Celebrare e presiedere l'eucaristia
L'accoglienza iniziale
di Gianni Cavagnoli
II primo segmento celebrativo dell'eucaristia è costituito dai riti di introduzione, così caratterizzati da OGMR: «Scopo di questi riti è che i fedeli, riuniti insieme, formino una comunità e si dispongano ad ascoltare con fede la parola di Dio e a celebrare degnamente l'eucaristia» (46).
Tralasciando altri aspetti, ci si sofferma su due esigenze essenziali della celebrazione stessa.
Anzitutto il formarsi dell'assemblea, solitamente chiamata "comunità", termine per nulla scontato, come invece avviene nel gergo comune. Il verbo latino è volutamente al passivo, perché esprime un'azione divina: è Dio che raduna il suo popolo nella forza dello Spirito e mantiene solida questa unione, non permettendo che, benché ci si trovi in uno stesso luogo, non si avverta simile comunione.

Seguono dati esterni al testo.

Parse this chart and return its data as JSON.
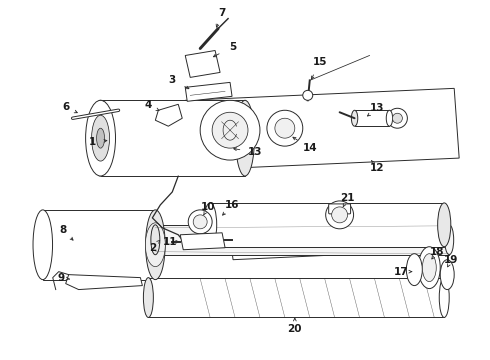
{
  "bg_color": "#ffffff",
  "line_color": "#2a2a2a",
  "text_color": "#1a1a1a",
  "figsize": [
    4.9,
    3.6
  ],
  "dpi": 100,
  "lw": 0.7,
  "label_fs": 7.5
}
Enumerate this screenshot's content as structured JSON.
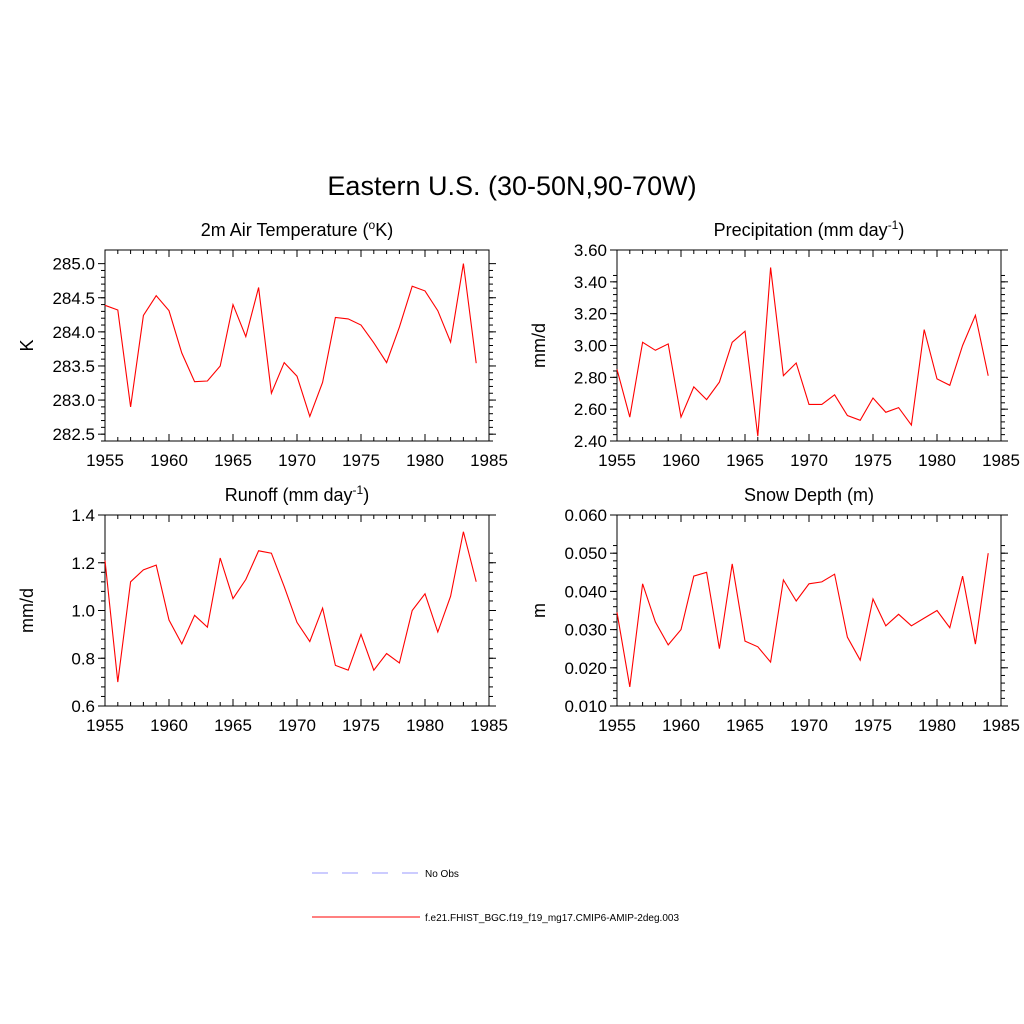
{
  "figure": {
    "title": "Eastern U.S. (30-50N,90-70W)"
  },
  "legend": {
    "entries": [
      {
        "label": "No Obs",
        "color": "#9999ff",
        "style": "dashed"
      },
      {
        "label": "f.e21.FHIST_BGC.f19_f19_mg17.CMIP6-AMIP-2deg.003",
        "color": "#ff0000",
        "style": "solid"
      }
    ]
  },
  "chart_data": [
    {
      "type": "line",
      "title": "2m Air Temperature (°K)",
      "title_parts": {
        "prefix": "2m Air Temperature (",
        "sup": "o",
        "suffix": "K)"
      },
      "ylabel": "K",
      "xlim": [
        1955,
        1985
      ],
      "ylim": [
        282.4,
        285.2
      ],
      "xticks": [
        1955,
        1960,
        1965,
        1970,
        1975,
        1980,
        1985
      ],
      "yticks": [
        "282.5",
        "283.0",
        "283.5",
        "284.0",
        "284.5",
        "285.0"
      ],
      "color": "#ff0000",
      "x": [
        1955,
        1956,
        1957,
        1958,
        1959,
        1960,
        1961,
        1962,
        1963,
        1964,
        1965,
        1966,
        1967,
        1968,
        1969,
        1970,
        1971,
        1972,
        1973,
        1974,
        1975,
        1976,
        1977,
        1978,
        1979,
        1980,
        1981,
        1982,
        1983,
        1984
      ],
      "values": [
        284.39,
        284.32,
        282.9,
        284.24,
        284.53,
        284.31,
        283.69,
        283.27,
        283.28,
        283.5,
        284.4,
        283.93,
        284.65,
        283.1,
        283.55,
        283.35,
        282.76,
        283.26,
        284.21,
        284.19,
        284.1,
        283.84,
        283.55,
        284.07,
        284.67,
        284.6,
        284.31,
        283.85,
        285.0,
        283.54
      ]
    },
    {
      "type": "line",
      "title": "Precipitation (mm day-1)",
      "title_parts": {
        "prefix": "Precipitation (mm day",
        "sup": "-1",
        "suffix": ")"
      },
      "ylabel": "mm/d",
      "xlim": [
        1955,
        1985
      ],
      "ylim": [
        2.4,
        3.6
      ],
      "xticks": [
        1955,
        1960,
        1965,
        1970,
        1975,
        1980,
        1985
      ],
      "yticks": [
        "2.40",
        "2.60",
        "2.80",
        "3.00",
        "3.20",
        "3.40",
        "3.60"
      ],
      "color": "#ff0000",
      "x": [
        1955,
        1956,
        1957,
        1958,
        1959,
        1960,
        1961,
        1962,
        1963,
        1964,
        1965,
        1966,
        1967,
        1968,
        1969,
        1970,
        1971,
        1972,
        1973,
        1974,
        1975,
        1976,
        1977,
        1978,
        1979,
        1980,
        1981,
        1982,
        1983,
        1984
      ],
      "values": [
        2.85,
        2.55,
        3.02,
        2.97,
        3.01,
        2.55,
        2.74,
        2.66,
        2.77,
        3.02,
        3.09,
        2.43,
        3.49,
        2.81,
        2.89,
        2.63,
        2.63,
        2.69,
        2.56,
        2.53,
        2.67,
        2.58,
        2.61,
        2.5,
        3.1,
        2.79,
        2.75,
        3.0,
        3.19,
        2.81
      ]
    },
    {
      "type": "line",
      "title": "Runoff (mm day-1)",
      "title_parts": {
        "prefix": "Runoff (mm day",
        "sup": "-1",
        "suffix": ")"
      },
      "ylabel": "mm/d",
      "xlim": [
        1955,
        1985
      ],
      "ylim": [
        0.6,
        1.4
      ],
      "xticks": [
        1955,
        1960,
        1965,
        1970,
        1975,
        1980,
        1985
      ],
      "yticks": [
        "0.6",
        "0.8",
        "1.0",
        "1.2",
        "1.4"
      ],
      "color": "#ff0000",
      "x": [
        1955,
        1956,
        1957,
        1958,
        1959,
        1960,
        1961,
        1962,
        1963,
        1964,
        1965,
        1966,
        1967,
        1968,
        1969,
        1970,
        1971,
        1972,
        1973,
        1974,
        1975,
        1976,
        1977,
        1978,
        1979,
        1980,
        1981,
        1982,
        1983,
        1984
      ],
      "values": [
        1.21,
        0.7,
        1.12,
        1.17,
        1.19,
        0.96,
        0.86,
        0.98,
        0.93,
        1.22,
        1.05,
        1.13,
        1.25,
        1.24,
        1.1,
        0.95,
        0.87,
        1.01,
        0.77,
        0.75,
        0.9,
        0.75,
        0.82,
        0.78,
        1.0,
        1.07,
        0.91,
        1.06,
        1.33,
        1.12
      ]
    },
    {
      "type": "line",
      "title": "Snow Depth (m)",
      "ylabel": "m",
      "xlim": [
        1955,
        1985
      ],
      "ylim": [
        0.01,
        0.06
      ],
      "xticks": [
        1955,
        1960,
        1965,
        1970,
        1975,
        1980,
        1985
      ],
      "yticks": [
        "0.010",
        "0.020",
        "0.030",
        "0.040",
        "0.050",
        "0.060"
      ],
      "color": "#ff0000",
      "x": [
        1955,
        1956,
        1957,
        1958,
        1959,
        1960,
        1961,
        1962,
        1963,
        1964,
        1965,
        1966,
        1967,
        1968,
        1969,
        1970,
        1971,
        1972,
        1973,
        1974,
        1975,
        1976,
        1977,
        1978,
        1979,
        1980,
        1981,
        1982,
        1983,
        1984
      ],
      "values": [
        0.0345,
        0.015,
        0.042,
        0.032,
        0.026,
        0.03,
        0.044,
        0.045,
        0.025,
        0.0472,
        0.027,
        0.0255,
        0.0215,
        0.043,
        0.0375,
        0.042,
        0.0425,
        0.0445,
        0.028,
        0.022,
        0.038,
        0.031,
        0.034,
        0.031,
        0.033,
        0.035,
        0.0305,
        0.044,
        0.0262,
        0.05
      ]
    }
  ]
}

Non si tratta soltanto di creare una giusta distribuzione di quanti partecipano, soprattutto in ambienti vasti e con penuria di frequentatori. Quante volte chi presiede si sente quasi costretto a invitare: «Venite avanti! Stiamo più uniti!». In altre circostanze si deve ritagliare uno spazio, ricercare una sedia per la comodità fisica dei presenti, pure importante ai fini di una reciproca interazione.
Soprattutto, però, è necessario creare quel "clima" per cui in una chiesa ci si sente accolti, a tutti i livelli. Non per nulla OGMR prevede, tra le figure ministeriali, anche «coloro che accolgono i fedeli alla porta della chiesa, li dispongono ai propri posti e ordinano i loro movimenti processionali» (105/d). Certo, ci si riferisce qui alle grandi assemblee, ma anche nelle piccole, quelle quotidiane, un cenno di accoglienza, sostanziato da un sorriso, da un soffuso "buongiorno", non stona affatto per sentirsi tutti a casa propria nel vivere un momento di autentica fraternità.

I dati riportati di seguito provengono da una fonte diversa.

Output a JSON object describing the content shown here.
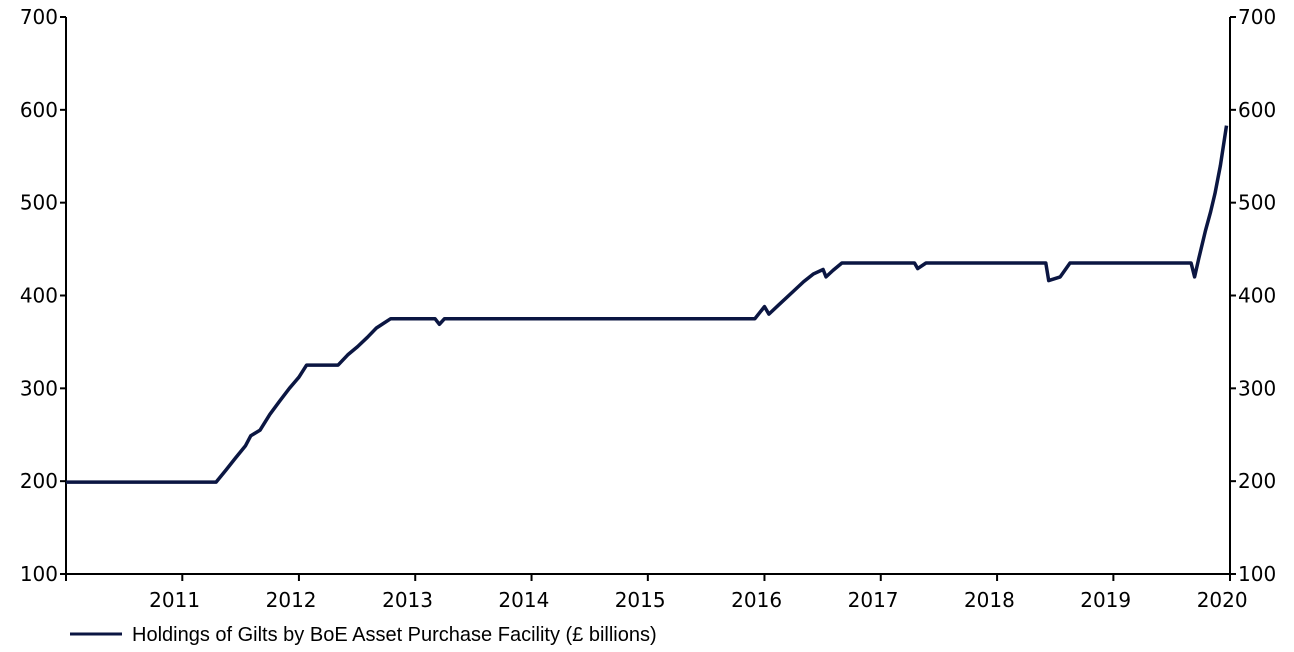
{
  "chart_data": {
    "type": "line",
    "title": "",
    "xlabel": "",
    "ylabel": "",
    "ylim": [
      100,
      700
    ],
    "yticks": [
      100,
      200,
      300,
      400,
      500,
      600,
      700
    ],
    "xlim": [
      "2010-07-01",
      "2020-07-01"
    ],
    "x_tick_labels": [
      "2011",
      "2012",
      "2013",
      "2014",
      "2015",
      "2016",
      "2017",
      "2018",
      "2019",
      "2020"
    ],
    "grid": false,
    "legend_position": "bottom-left",
    "line_color": "#0b1642",
    "series": [
      {
        "name": "Holdings of Gilts by BoE Asset Purchase Facility (£ billions)",
        "points": [
          [
            "2010-07-01",
            199
          ],
          [
            "2011-10-15",
            199
          ],
          [
            "2011-11-15",
            212
          ],
          [
            "2011-12-15",
            225
          ],
          [
            "2012-01-15",
            238
          ],
          [
            "2012-02-01",
            249
          ],
          [
            "2012-03-01",
            255
          ],
          [
            "2012-04-01",
            272
          ],
          [
            "2012-05-01",
            286
          ],
          [
            "2012-06-01",
            300
          ],
          [
            "2012-07-01",
            312
          ],
          [
            "2012-07-25",
            325
          ],
          [
            "2012-11-01",
            325
          ],
          [
            "2012-12-01",
            336
          ],
          [
            "2013-01-01",
            345
          ],
          [
            "2013-02-01",
            355
          ],
          [
            "2013-03-01",
            365
          ],
          [
            "2013-04-15",
            375
          ],
          [
            "2013-09-01",
            375
          ],
          [
            "2013-09-15",
            369
          ],
          [
            "2013-10-01",
            375
          ],
          [
            "2016-06-01",
            375
          ],
          [
            "2016-07-01",
            388
          ],
          [
            "2016-07-15",
            380
          ],
          [
            "2016-08-15",
            390
          ],
          [
            "2016-10-01",
            405
          ],
          [
            "2016-11-01",
            415
          ],
          [
            "2016-12-01",
            423
          ],
          [
            "2017-01-01",
            428
          ],
          [
            "2017-01-10",
            420
          ],
          [
            "2017-02-01",
            427
          ],
          [
            "2017-03-01",
            435
          ],
          [
            "2017-10-15",
            435
          ],
          [
            "2017-10-25",
            429
          ],
          [
            "2017-11-20",
            435
          ],
          [
            "2018-12-01",
            435
          ],
          [
            "2018-12-10",
            416
          ],
          [
            "2019-01-15",
            420
          ],
          [
            "2019-02-15",
            435
          ],
          [
            "2019-03-15",
            435
          ],
          [
            "2020-03-01",
            435
          ],
          [
            "2020-03-12",
            420
          ],
          [
            "2020-03-25",
            440
          ],
          [
            "2020-04-15",
            470
          ],
          [
            "2020-05-01",
            490
          ],
          [
            "2020-05-15",
            510
          ],
          [
            "2020-06-01",
            540
          ],
          [
            "2020-06-20",
            583
          ]
        ]
      }
    ]
  }
}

Per divenire più partecipi della ritualità, è indispensabile superare la "soglia", come oggi si afferma, per entrare nello spazio divino. Al riguardo l'Apostolo esorta ad «avere gli uni verso gli altri gli stessi sentimenti, perché con un solo animo e una voce sola rendiate gloria a Dio, Padre del Signore nostro Gesù Cristo» (Rm 15,5-6). Il "fare" corpo risulta essenziale ai fini della partecipazione all'eucaristia: ciò richiede piccoli accorgimenti umani da esperire ogni volta, i quali, senza trasbordare nel fracasso, favoriscono l’”ambiente" comunitario.
La fraternità traluce poi nella condivisione della medesima esperienza, che in questo caso è la celebrazione stessa. Di qui la necessità che venga introdotta con poche, ma sugose parole, non per sintetizzare le letture o altro, ma per richiamare il mistero di Cristo che la Parola di quel frangente celebrativo annuncia. Risulta di rara efficacia qualche sottolineatura, colta soprattutto dal vangelo, per esprimere la motivazione ultima del "fare un solo corpo", quello di Cristo. La varietà delle membra, espressa dai ministeri esercitati, non sminuisce affatto l'identità di figli del Padre da tutti condivisa, che si traduce concretamente nell'essere discepoli del medesimo Signore.
È questo il fervore, la devozione necessaria per "accogliere il mistero". Ciò va richiamato ogni volta, perché quanto si compie nell'agire rituale non passi sopra la testa dei presenti. Si tratta cioè di condividere la medesima condizione di vita, che la celebrazione garantisce e rinsalda.
Il canto, se eseguito da tutti, e ancor prima l'ambientazione musicale crea la "tonalità" adeguata, perché tutti si sentano partecipi, e non persone che assistono, né, tanto meno, estranee.
Anche la venerazione dell'altare e il saluto all'assemblea riunita, che le annuncia la presenza del Signore (cf OGMR 50), contribuiscono ulteriormente a rafforzare questa percezione del mistero vissuto nella celebrazione. Infatti, come annota un'acuta ricercatrice, «il saluto è quello di Dio, portatore dello stesso Spirito di Cristo, parola viva che risuona sempre di nuovo come forza vivificante della comunità ecclesiale. Esso si pone come atto simbolico familiare, tendente a mantenere vivo e dinamico il rapporto tra vita liturgica e vita nel mondo, a riscrivere ogni giorno l'identità e la natura della comunità ecclesiale» (M. G. Zappon).
Ne consegue un lavoro pastorale, la cui efficacia è costantemente da assecondare, in quanto ha al suo centro la volontà di ravvivare lo stretto legame tra il mistero celebrato e l'assemblea, perché sempre più sia saldamente unita in Colui che, unico Maestro, ci sospinge tutti a percepirci egualmente fratelli.